Pax River was small. That was the first thing she always noticed. All of it visible at once. Main Street was a thread of light running north to south, the lampposts glowing at this height like a necklace laid flat on a table.

The bridge was a pale line over the dark water. Meadow View, east of the river, a rectangle of lit windows in the trees, patient and still.

From down there, it was a conspiracy. A lie. A web of people telling a dying man the wrong month. Hanging flags for a holiday that hadn’t come. Rehearsing a parade in secret and calling it patriotism.

From up here it was just a town. Small. Lit. Trying.

Annie gripped the railing. The metal was cold. The wind moved through the trees below her in a subtle wave, and the lights held.

She didn’t know how long she stayed.
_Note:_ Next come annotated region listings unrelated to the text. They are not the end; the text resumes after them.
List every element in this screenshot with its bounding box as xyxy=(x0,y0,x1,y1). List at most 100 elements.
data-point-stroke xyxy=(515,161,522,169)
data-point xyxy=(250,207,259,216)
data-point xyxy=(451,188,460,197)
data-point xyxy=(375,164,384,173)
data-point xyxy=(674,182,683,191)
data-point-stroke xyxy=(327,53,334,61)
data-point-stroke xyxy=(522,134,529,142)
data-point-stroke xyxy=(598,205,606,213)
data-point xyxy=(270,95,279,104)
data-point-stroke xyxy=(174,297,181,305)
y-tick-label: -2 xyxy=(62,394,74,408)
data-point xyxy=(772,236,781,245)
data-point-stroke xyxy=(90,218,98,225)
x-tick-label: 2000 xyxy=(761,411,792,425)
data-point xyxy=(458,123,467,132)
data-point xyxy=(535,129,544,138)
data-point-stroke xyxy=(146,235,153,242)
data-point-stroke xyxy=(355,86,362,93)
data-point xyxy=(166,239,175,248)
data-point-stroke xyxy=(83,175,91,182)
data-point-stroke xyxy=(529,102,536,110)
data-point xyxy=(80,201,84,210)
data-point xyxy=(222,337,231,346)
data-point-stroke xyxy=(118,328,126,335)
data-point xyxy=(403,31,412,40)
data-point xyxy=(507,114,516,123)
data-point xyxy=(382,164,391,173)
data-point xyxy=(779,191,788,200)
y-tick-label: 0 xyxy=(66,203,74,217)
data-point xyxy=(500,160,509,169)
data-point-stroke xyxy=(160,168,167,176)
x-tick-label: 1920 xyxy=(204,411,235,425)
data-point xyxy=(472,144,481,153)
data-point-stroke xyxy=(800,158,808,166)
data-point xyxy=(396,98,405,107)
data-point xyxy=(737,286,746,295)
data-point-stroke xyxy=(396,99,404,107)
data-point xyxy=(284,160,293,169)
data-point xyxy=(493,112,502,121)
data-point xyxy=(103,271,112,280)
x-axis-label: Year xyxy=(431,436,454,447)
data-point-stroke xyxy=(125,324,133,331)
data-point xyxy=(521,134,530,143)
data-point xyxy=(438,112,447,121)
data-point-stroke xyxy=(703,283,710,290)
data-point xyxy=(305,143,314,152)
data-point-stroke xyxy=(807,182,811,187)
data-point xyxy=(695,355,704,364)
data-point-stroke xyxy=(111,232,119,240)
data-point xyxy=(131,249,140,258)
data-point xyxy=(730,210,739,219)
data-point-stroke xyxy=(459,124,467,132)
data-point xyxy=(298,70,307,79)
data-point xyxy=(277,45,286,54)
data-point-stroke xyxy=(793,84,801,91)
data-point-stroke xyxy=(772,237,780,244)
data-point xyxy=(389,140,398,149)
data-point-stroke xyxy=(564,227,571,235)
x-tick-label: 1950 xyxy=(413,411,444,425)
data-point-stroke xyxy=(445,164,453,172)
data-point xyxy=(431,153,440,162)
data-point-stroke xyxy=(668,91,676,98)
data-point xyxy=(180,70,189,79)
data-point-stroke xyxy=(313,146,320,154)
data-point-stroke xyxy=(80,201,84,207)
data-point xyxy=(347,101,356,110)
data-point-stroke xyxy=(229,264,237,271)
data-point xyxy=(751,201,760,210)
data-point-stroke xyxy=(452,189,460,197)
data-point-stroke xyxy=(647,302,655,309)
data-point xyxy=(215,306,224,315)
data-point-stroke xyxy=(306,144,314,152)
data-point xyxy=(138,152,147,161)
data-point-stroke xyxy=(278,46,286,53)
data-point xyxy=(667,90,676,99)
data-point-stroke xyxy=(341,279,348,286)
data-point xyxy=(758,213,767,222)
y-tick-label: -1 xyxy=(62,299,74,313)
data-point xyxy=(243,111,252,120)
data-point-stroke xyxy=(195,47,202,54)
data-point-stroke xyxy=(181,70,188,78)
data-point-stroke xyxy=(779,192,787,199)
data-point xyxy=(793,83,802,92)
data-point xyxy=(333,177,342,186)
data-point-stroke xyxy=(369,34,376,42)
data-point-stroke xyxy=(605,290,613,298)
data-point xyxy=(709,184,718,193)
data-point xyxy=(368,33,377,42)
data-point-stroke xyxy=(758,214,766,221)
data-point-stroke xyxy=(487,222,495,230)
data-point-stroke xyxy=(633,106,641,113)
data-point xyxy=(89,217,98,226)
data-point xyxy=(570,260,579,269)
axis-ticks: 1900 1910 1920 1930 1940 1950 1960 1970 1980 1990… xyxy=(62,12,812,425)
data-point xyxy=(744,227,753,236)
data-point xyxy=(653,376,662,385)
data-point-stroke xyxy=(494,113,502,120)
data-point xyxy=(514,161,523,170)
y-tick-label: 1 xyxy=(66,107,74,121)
Long enough to get cold. Long enough to stop crying without knowing she’d started. Long enough for the town to just be the town and not a problem to solve. Pax River was not a wrong to right. It was just a peculiar place in a valley where people had decided, for once, to try.

She climbed back down. Got in the car. Drove off the mountain the way she’d come.

She didn’t call Kim. She didn’t call her mom. She went home, took a shower, and got into bed and lay there looking at the ceiling until she fell asleep.

She hadn’t decided anything.

But something had changed in the scale of it. She’d climbed high enough to see it all.

Nine days. She’d give it nine more days.